Despite the fact studies have shown that multitasking is not an efficient way of working, we still do it. Stamford University’s findings in 2013 stated that it not only kills your performance but also your brain cells! According to their studies, multitasking reduces efficiency and performance because your brain can only focus on one thing at a time. Uh-oh! But as freelancers and small business owners, what are we to do, as there is always a constant demand to get a million things done every day? We don’t have the luxury of admin staff to remove some of our juggling balls from us. So, instead it looks like we will just have to take the gamble and work out a way to minimise that brain drain!

 

Here are some top tips to help your brain handle lots of input at once amongst the chaos and work more effectively:

1. Do similar activities together – when you are in the mode of doing one type of activity, it makes sense to keep dong it whilst you are ‘on a roll’. Also, switching to a new task means the brain has to re-adjust. This change is quick but does distract your focus and therefore your productivity. The more similar activities are, the easier to move from one to the other.

2. Link tasks that can be done in conjunction with each other – work out which tasks you can perform at the same time. For example, if you are on the phone, you can also do mindless tasks that do not require huge amounts of concentration like filing documents, tidying your workspace, deleting junk emails.

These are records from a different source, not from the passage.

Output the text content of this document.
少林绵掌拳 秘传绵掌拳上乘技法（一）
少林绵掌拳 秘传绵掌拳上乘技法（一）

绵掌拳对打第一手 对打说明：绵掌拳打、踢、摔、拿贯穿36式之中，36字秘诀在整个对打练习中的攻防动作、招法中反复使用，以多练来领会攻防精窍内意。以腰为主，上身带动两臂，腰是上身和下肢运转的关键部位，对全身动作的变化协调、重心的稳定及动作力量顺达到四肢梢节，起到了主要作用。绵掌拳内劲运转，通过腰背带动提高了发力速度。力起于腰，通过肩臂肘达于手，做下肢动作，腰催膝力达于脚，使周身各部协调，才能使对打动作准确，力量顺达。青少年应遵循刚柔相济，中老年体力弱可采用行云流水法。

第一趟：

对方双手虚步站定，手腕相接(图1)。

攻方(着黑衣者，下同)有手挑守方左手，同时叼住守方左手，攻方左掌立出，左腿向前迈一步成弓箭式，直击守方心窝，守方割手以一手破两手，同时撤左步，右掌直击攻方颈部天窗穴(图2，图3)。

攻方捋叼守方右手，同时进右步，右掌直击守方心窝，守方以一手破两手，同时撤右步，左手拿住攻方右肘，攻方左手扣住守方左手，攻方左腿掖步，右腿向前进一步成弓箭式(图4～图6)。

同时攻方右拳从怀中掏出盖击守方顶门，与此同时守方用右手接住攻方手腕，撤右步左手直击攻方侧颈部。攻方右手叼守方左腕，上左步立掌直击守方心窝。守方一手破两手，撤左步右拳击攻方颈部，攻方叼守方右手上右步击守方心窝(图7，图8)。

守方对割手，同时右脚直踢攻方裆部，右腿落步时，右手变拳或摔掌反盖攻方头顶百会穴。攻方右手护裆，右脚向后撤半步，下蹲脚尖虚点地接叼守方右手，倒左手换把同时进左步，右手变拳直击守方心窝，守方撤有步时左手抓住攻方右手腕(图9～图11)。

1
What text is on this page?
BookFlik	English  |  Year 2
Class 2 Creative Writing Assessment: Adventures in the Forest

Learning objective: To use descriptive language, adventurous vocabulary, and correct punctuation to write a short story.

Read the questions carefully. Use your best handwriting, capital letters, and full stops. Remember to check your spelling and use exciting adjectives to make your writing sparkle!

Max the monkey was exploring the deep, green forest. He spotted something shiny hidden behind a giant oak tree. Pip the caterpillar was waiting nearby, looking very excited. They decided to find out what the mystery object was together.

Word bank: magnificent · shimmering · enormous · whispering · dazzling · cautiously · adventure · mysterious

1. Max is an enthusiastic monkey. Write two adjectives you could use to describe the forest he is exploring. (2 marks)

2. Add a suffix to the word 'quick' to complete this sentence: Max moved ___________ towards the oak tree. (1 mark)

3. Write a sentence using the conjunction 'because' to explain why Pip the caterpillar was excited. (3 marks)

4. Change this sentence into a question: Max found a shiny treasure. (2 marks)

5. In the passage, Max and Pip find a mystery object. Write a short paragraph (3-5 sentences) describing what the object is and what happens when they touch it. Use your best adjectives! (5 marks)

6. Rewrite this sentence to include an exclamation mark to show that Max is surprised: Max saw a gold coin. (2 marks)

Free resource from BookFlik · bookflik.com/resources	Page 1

3. Keep a to-do list and keep it visible – even if your desk is overrun with documents, paper, stationary and some cold half filled cups of tea or coffee, make sure you can easily see your to do list. The list should be clear and ranked in order of importance – if you need create a coding system then do, as well as a timeline - whatever works for you! You do not want one of your tasks to be to find your to do list and also cause you to miss an important deadline!

 

4. Define the tasks in advance - once you know what you need to do, be clear about what each task involves. It is easy to get distracted and create additional work for yourself. Specifying your tasks will keep you focused.

5. Use downtime to review new information / get smaller tasks done - ensure you take time to read through key information and documents from the day. A danger of multitasking is that it can affect your memory leaving your mind blank when recalling client information from the meeting or brainstorm.

Also, any time you find yourself waiting with a few minutes to spare whether you are in a taxi or doctor’s waiting room, use the time effectively. Complete smaller tasks from your phone or take with you any documents you need to read  - it is amazing what you can do in just 10 minutes of waiting to hear the words “next?”

6. Recognise what can and can’t be multitasked - sometimes, you just cannot multitask and there are projects that need your undivided attention and focus to get them done.

Using the strategies above and avoiding the traps of multitasking, you can learn to boost your efficiency significantly. In order to be more work effective and not kill those important brain cells then multitask smarter!